The Wilms' tumor belongs together with neuroblastoma and rhabdomyosarcoma to the second most common solid malignancies in children, which have similar frequencies. The mean age is 3 to 4 years in nephroblastoma and 50 percentage are younger than 2 years.

1. Because the Wilms' tumor presents itself often by chance as an abdominal mass the general practitioner must consider a Wilms' tumor during a routine examination as possible explanation.
2. With early diagnosis most Wilms' tumors can be cured today

It is a congenital tumor.
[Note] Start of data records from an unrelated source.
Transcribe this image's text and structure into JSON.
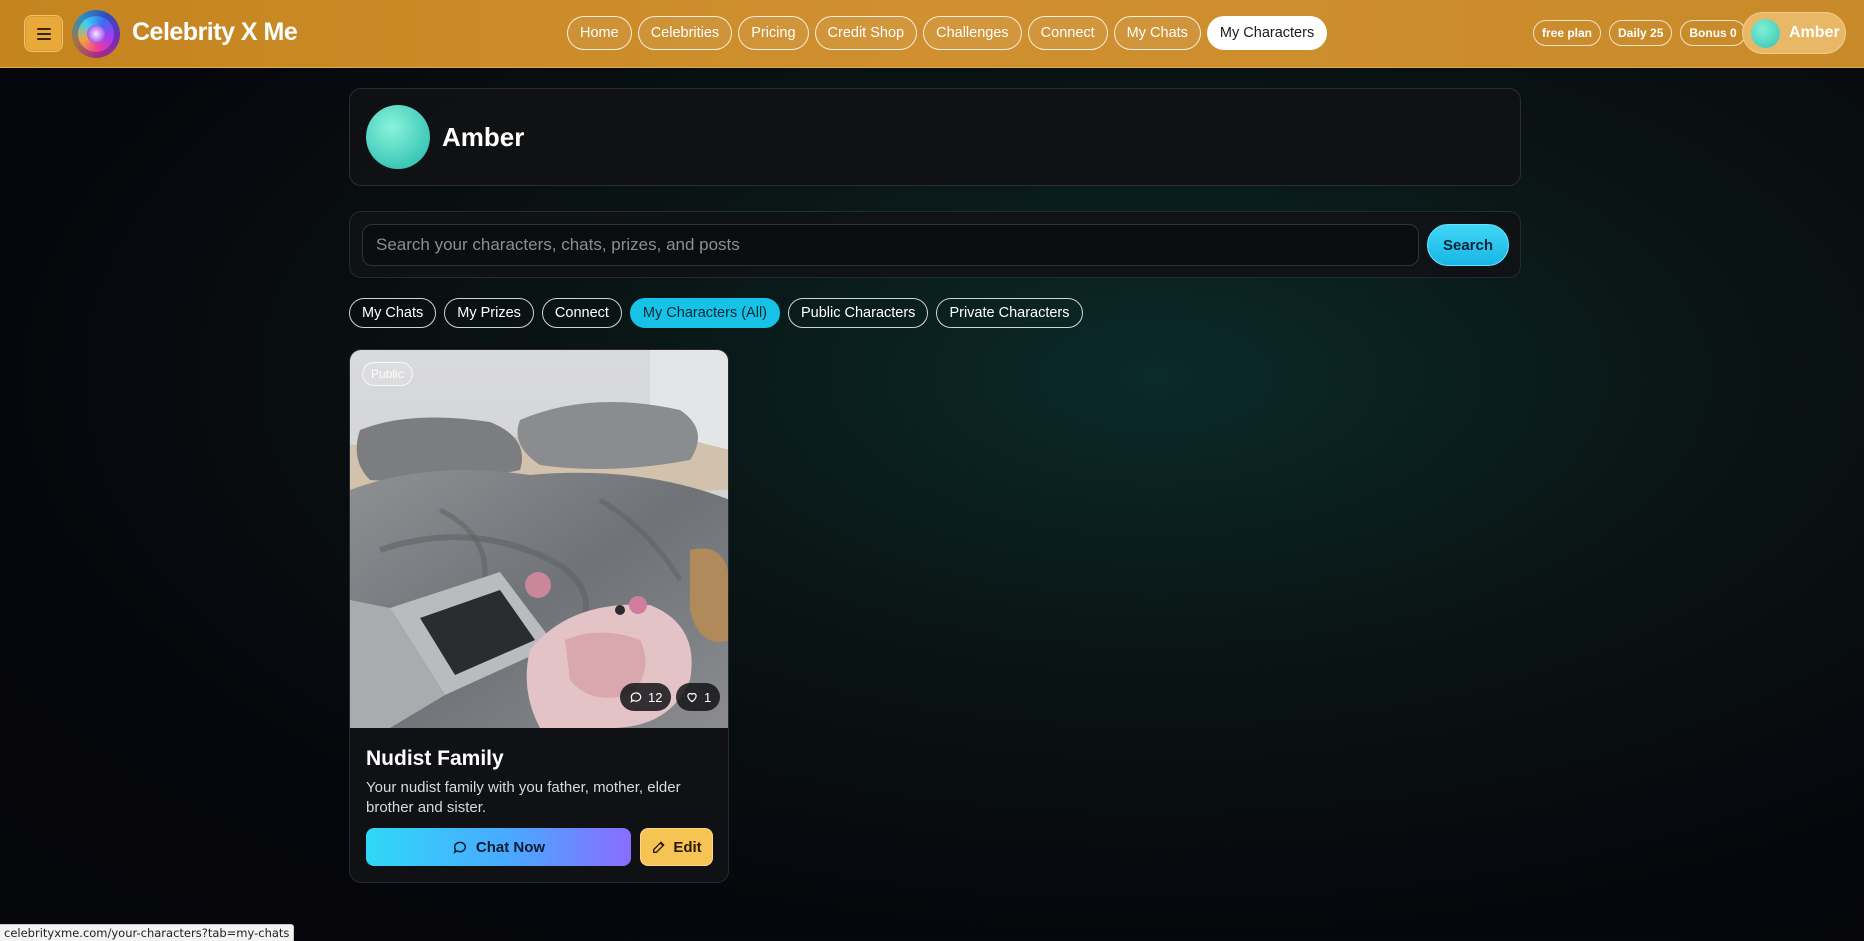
{
  "header": {
    "brand": "Celebrity X Me",
    "nav": [
      "Home",
      "Celebrities",
      "Pricing",
      "Credit Shop",
      "Challenges",
      "Connect",
      "My Chats",
      "My Characters"
    ],
    "active_nav": "My Characters",
    "stats": {
      "plan": "free plan",
      "daily": "Daily 25",
      "bonus": "Bonus 0"
    },
    "user_name": "Amber"
  },
  "profile": {
    "name": "Amber"
  },
  "search": {
    "placeholder": "Search your characters, chats, prizes, and posts",
    "value": "",
    "button": "Search"
  },
  "tabs": [
    "My Chats",
    "My Prizes",
    "Connect",
    "My Characters (All)",
    "Public Characters",
    "Private Characters"
  ],
  "active_tab": "My Characters (All)",
  "characters": [
    {
      "visibility": "Public",
      "chats": "12",
      "likes": "1",
      "title": "Nudist Family",
      "description": "Your nudist family with you father, mother, elder brother and sister.",
      "chat_label": "Chat Now",
      "edit_label": "Edit"
    }
  ],
  "status_url": "celebrityxme.com/your-characters?tab=my-chats",
  "colors": {
    "header": "#c98a2a",
    "accent_cyan": "#16c3e6",
    "edit_yellow": "#f6c454"
  },
  "icons": [
    "menu-icon",
    "logo-icon",
    "chat-bubble-icon",
    "heart-icon",
    "edit-icon"
  ]
}
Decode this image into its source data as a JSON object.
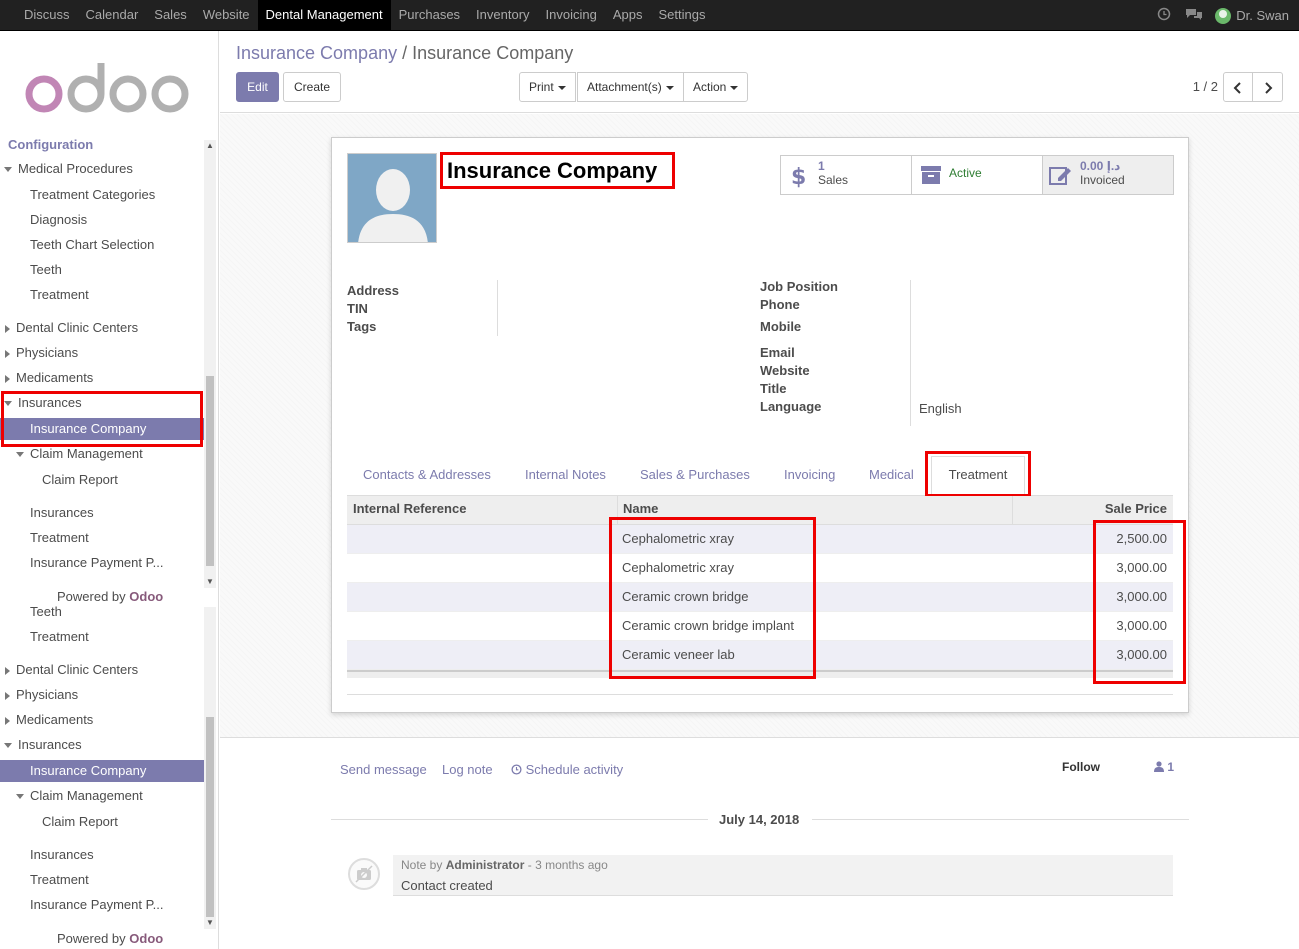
{
  "topbar": {
    "menu": [
      "Discuss",
      "Calendar",
      "Sales",
      "Website",
      "Dental Management",
      "Purchases",
      "Inventory",
      "Invoicing",
      "Apps",
      "Settings"
    ],
    "active_menu": "Dental Management",
    "user": "Dr. Swan"
  },
  "sidebar": {
    "section": "Configuration",
    "items": {
      "medical_procedures": "Medical Procedures",
      "treatment_categories": "Treatment Categories",
      "diagnosis": "Diagnosis",
      "teeth_chart_selection": "Teeth Chart Selection",
      "teeth": "Teeth",
      "treatment": "Treatment",
      "dental_clinic_centers": "Dental Clinic Centers",
      "physicians": "Physicians",
      "medicaments": "Medicaments",
      "insurances": "Insurances",
      "insurance_company": "Insurance Company",
      "claim_management": "Claim Management",
      "claim_report": "Claim Report",
      "insurances_sub": "Insurances",
      "treatment_sub": "Treatment",
      "insurance_payment": "Insurance Payment P..."
    },
    "powered_prefix": "Powered by",
    "powered_brand": "Odoo"
  },
  "breadcrumb": {
    "parent": "Insurance Company",
    "separator": "/",
    "current": "Insurance Company"
  },
  "buttons": {
    "edit": "Edit",
    "create": "Create",
    "print": "Print",
    "attachments": "Attachment(s)",
    "action": "Action"
  },
  "pager": "1 / 2",
  "record": {
    "name": "Insurance Company",
    "stats": {
      "sales_count": "1",
      "sales_label": "Sales",
      "active_label": "Active",
      "invoiced_amount": "0.00 د.إ",
      "invoiced_label": "Invoiced"
    },
    "fields_left": [
      "Address",
      "TIN",
      "Tags"
    ],
    "fields_right": [
      "Job Position",
      "Phone",
      "Mobile",
      "Email",
      "Website",
      "Title",
      "Language"
    ],
    "language_value": "English"
  },
  "tabs": [
    "Contacts & Addresses",
    "Internal Notes",
    "Sales & Purchases",
    "Invoicing",
    "Medical",
    "Treatment"
  ],
  "active_tab": "Treatment",
  "table": {
    "headers": [
      "Internal Reference",
      "Name",
      "Sale Price"
    ],
    "rows": [
      {
        "ref": "",
        "name": "Cephalometric xray",
        "price": "2,500.00"
      },
      {
        "ref": "",
        "name": "Cephalometric xray",
        "price": "3,000.00"
      },
      {
        "ref": "",
        "name": "Ceramic crown bridge",
        "price": "3,000.00"
      },
      {
        "ref": "",
        "name": "Ceramic crown bridge implant",
        "price": "3,000.00"
      },
      {
        "ref": "",
        "name": "Ceramic veneer lab",
        "price": "3,000.00"
      }
    ]
  },
  "chatter": {
    "send_message": "Send message",
    "log_note": "Log note",
    "schedule_activity": "Schedule activity",
    "follow": "Follow",
    "followers": "1",
    "date": "July 14, 2018",
    "note_prefix": "Note by",
    "note_author": "Administrator",
    "note_time": "- 3 months ago",
    "note_body": "Contact created"
  },
  "colors": {
    "accent": "#7c7bad",
    "highlight": "#ee0000",
    "topbar": "#212121"
  }
}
In 15 percent additional anomalies occur as congenital aniridia, hemihypertrophy and so forth.

Considering x-ray and operative findings, histology, molecular biology and age stages I to V have been defined.
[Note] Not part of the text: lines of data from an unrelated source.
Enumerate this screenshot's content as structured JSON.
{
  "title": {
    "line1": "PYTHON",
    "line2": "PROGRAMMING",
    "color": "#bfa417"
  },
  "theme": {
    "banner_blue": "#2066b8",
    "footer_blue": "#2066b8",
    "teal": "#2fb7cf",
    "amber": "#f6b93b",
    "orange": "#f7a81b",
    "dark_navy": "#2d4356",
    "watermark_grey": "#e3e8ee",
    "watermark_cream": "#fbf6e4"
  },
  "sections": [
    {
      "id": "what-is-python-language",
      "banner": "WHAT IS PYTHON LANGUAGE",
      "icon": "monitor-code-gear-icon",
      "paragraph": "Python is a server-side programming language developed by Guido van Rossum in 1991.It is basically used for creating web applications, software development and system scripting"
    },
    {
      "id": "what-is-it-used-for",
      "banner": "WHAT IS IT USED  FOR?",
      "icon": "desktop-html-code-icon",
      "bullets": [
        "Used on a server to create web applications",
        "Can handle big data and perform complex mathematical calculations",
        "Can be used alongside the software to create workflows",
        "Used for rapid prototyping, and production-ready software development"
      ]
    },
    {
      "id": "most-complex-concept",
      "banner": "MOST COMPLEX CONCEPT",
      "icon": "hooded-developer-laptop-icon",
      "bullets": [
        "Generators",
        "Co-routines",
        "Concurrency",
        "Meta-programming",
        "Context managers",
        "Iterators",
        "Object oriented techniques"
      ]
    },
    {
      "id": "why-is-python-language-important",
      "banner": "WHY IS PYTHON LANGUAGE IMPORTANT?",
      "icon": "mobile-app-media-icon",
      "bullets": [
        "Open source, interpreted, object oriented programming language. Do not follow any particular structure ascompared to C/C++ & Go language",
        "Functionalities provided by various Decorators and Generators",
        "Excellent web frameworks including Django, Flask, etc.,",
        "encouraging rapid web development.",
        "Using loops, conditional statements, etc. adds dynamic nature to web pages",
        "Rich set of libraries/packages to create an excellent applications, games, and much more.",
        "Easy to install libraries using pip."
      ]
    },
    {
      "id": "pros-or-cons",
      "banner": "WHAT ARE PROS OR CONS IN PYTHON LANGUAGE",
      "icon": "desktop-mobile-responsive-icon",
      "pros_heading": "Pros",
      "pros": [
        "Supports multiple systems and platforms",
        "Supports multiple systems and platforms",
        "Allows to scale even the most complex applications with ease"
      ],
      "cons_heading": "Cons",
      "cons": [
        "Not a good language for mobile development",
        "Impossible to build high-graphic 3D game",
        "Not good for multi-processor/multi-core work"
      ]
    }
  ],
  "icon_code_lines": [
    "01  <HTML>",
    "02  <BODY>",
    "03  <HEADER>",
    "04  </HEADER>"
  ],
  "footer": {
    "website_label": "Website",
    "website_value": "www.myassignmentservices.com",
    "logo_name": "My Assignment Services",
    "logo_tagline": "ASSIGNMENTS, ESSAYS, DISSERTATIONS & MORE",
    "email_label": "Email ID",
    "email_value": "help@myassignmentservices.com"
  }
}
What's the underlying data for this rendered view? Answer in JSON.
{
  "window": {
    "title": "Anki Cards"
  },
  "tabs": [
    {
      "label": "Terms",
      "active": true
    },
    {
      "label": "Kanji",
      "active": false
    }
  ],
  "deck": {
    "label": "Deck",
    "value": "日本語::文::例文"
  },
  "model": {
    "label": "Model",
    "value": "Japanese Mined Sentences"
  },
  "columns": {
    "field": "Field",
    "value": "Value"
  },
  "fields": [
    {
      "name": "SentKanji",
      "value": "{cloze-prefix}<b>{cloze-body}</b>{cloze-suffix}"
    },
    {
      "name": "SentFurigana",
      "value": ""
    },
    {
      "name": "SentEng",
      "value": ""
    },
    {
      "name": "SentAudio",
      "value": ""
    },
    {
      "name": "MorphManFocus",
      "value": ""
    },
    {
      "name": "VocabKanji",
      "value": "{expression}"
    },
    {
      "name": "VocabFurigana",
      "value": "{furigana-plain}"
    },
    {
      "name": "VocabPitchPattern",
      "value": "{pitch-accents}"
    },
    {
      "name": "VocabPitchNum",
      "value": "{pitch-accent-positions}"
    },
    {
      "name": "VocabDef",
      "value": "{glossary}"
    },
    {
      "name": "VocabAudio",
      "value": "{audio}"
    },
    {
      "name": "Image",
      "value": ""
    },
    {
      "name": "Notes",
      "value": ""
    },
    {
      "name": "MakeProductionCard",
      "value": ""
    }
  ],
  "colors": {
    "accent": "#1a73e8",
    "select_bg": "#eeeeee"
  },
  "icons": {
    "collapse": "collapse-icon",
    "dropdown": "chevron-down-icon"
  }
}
The clinical signs and symptoms occur in the following frequency distribution:
1. Abdominal mass, which extends from the flank to the abdominal midline.
2. Abdominal pain.
3. Gross or microscopic hematuria.
4. Abdominal emergency in case of acute hemorrhage or rupture of the tumor, either spontaneously or following a minor trauma.
5. Arterial hypertension, varicocele.
6. In case of recognized malformations which may occur combined with Wilm's tumor a nephroblastoma must be excluded right away and on follow-up.

If not treated or only inadequately death (prior to the multidisciplinary and early treatment survival 20 percent).

The differential diagnosis includes other retroperinoneal tumors as neuroblastoma, teratoma, rhabdomyosarcoma, and intraabdominal tumors as malignant lymphoma, cysts and tumors of the ovary and pathologies of liver, pancreas and adrenal gland. In addition masses caused by anomalies or infections as hydronephrosis, choledochal cyst, mesenteric cyst, and abdominal abscess following appendicitis, echinococcal cyst.
The differential diagnosis includes also causes of recurrent abdominal pain, of hematuria and of abdominal emergencies.

Work-up examinations for confirmation of the diagnosis and for determination of the stage and the biology of the individual tumor. The latter decide on the treatment options and the prognosis.
Ultrasound, CT with contrast and X-rays to exclude metastatic tumor. Histological and biological work-up of the tumor tissue.

Multidisciplinary approach, sequence and type of measures depending on the stage. Often primary or less frequently secondary total resection of the tumor (nephrectomy) with exploration of the opposite kidney and biopsy of the retroperitoneal lymph nods according to the applied protocol.

Depending on the stage. Today survival between 100 and 70 pertentage. Longterm follow-up necessary due to late sequels of the treatment and secondary tumors (10 percent within 25 years).